Un sms a las 8:21 de la mañana del pasado domingo me comunicaba el suicidio del escritor David Foster Wallace. una noticia así siempre produce como primera reacción una extrañísima estupefacción, que surge de la imposibilidad de nuestra mente cuerda para concebir que uno pueda sacrificar su vida, lo único que en el fondo poseemos. "Sólo hay un asunto filosófico verdaderamente serio y ese es la muerte" declaró Albert Camus. Aplacado un poco este shock que aboca a un abismo terrorífico, lo siguiente en que pensé fue en la manida reflexión de lo terriblemente difícil que ha de resultarle a un genio conseguir encajar en el mundo. Obsesiva, retorcida, dolorida, paranoica, enfermiza, a ratos asfixiante y petulante, la literatura de DFW mostraba a un individuo con una capacidad de observación y de análisis tan excepcionales que rayaba con frecuencia la demencia. Supongo que resulta inevitable no atormentarte si abres tanto los ojos que dejas entrar demasiados ángulos ciegos y puntos de sombra.
Más tarde me resultó de lo más perturbador y cruel que el escritor se hubiese ahorcado en su casa sabiendo que iba a encontrárselo su mujer, con lo que al trauma de su muerte le añadía a su pareja la insoportable y por siempre fantasmagórica imagen de su consumación física, una infinita broma de pésimo gusto.
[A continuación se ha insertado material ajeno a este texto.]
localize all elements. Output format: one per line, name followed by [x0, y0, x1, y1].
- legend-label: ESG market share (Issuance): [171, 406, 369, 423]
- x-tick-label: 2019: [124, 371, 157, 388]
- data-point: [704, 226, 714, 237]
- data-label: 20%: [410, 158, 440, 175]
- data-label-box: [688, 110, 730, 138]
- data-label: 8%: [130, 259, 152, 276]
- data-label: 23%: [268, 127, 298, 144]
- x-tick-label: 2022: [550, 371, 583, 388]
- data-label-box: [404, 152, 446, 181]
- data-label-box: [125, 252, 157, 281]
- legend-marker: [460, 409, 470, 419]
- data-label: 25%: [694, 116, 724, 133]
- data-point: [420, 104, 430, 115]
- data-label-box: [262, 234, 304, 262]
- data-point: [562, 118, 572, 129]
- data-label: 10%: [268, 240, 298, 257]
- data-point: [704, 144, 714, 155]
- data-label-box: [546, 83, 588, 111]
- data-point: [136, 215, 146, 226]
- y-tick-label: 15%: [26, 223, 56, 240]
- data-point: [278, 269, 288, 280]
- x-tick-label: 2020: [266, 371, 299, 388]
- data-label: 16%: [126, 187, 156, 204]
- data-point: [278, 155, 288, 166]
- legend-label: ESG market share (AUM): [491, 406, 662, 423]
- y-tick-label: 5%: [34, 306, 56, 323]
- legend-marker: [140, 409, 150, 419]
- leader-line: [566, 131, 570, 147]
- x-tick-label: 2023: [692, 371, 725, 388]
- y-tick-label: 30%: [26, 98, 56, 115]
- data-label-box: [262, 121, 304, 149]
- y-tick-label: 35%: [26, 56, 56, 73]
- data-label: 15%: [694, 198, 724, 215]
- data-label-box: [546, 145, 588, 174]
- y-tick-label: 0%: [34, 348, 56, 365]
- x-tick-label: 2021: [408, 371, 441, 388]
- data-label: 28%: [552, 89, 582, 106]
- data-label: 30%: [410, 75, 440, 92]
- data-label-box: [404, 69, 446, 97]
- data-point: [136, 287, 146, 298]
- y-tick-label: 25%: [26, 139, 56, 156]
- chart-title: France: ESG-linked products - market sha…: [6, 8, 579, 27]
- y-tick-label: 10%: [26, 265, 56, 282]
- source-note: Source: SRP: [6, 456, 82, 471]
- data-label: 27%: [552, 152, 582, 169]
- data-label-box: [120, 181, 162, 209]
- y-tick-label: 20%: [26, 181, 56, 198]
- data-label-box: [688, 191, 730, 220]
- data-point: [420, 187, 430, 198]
Personalmente, la obra de DFW significó un regalo divino, una excitante revolución, una puerta a otra dimensión, una de esas experiencias místicas, sobrecogedoras y noqueadoras que uno encuentra en contadísimas ocasiones en su trayectoria lectora, y que consigue una reacción paradójica: sentirte empequeñecido ante la prodigiosa materia gris y pirotecnica verbal de un escogido para elevar el listón del potencial artístico de la humanidad, al tiempo que te hace crecer al proyectarte hacia cotas de placer intelectual insólitas. la crónica/ensayo que da título al conjunto Algo supuestamente divertido que nunca volveré a hacer me parece
que marca el techo de lo que puede alcanzarse con un artículo periodístico de ideas.
Hace bastantes años, intenté machaconamente que el autor me diera audiencia y tuve que conformarme con cuatro desganadas respuestas on line, pero ni así disminuyó mi interés por sus libros. Releí hace poco su pieza sobre Roger Federer y reflotó esa mezcla de adoración y envidia estratosféricas. En estos momentos siento una tristeza algo injustificada y ridícula por su fallecimiento, dado que la profeso por un completo desconocido que en persona podría haberme parecido insufrible. Lo que me conduce a sospechar que lo que de verdad me aflige es imaginarme todas esas millones de conexiones neuronales que consiguieron dibujar una constelación única e irrepetible en el cerebro de DFW volatilizándose sin remisión en un suspiro, como una flecha de fuego impactando sobre Bañistas de Asnières de Seurat.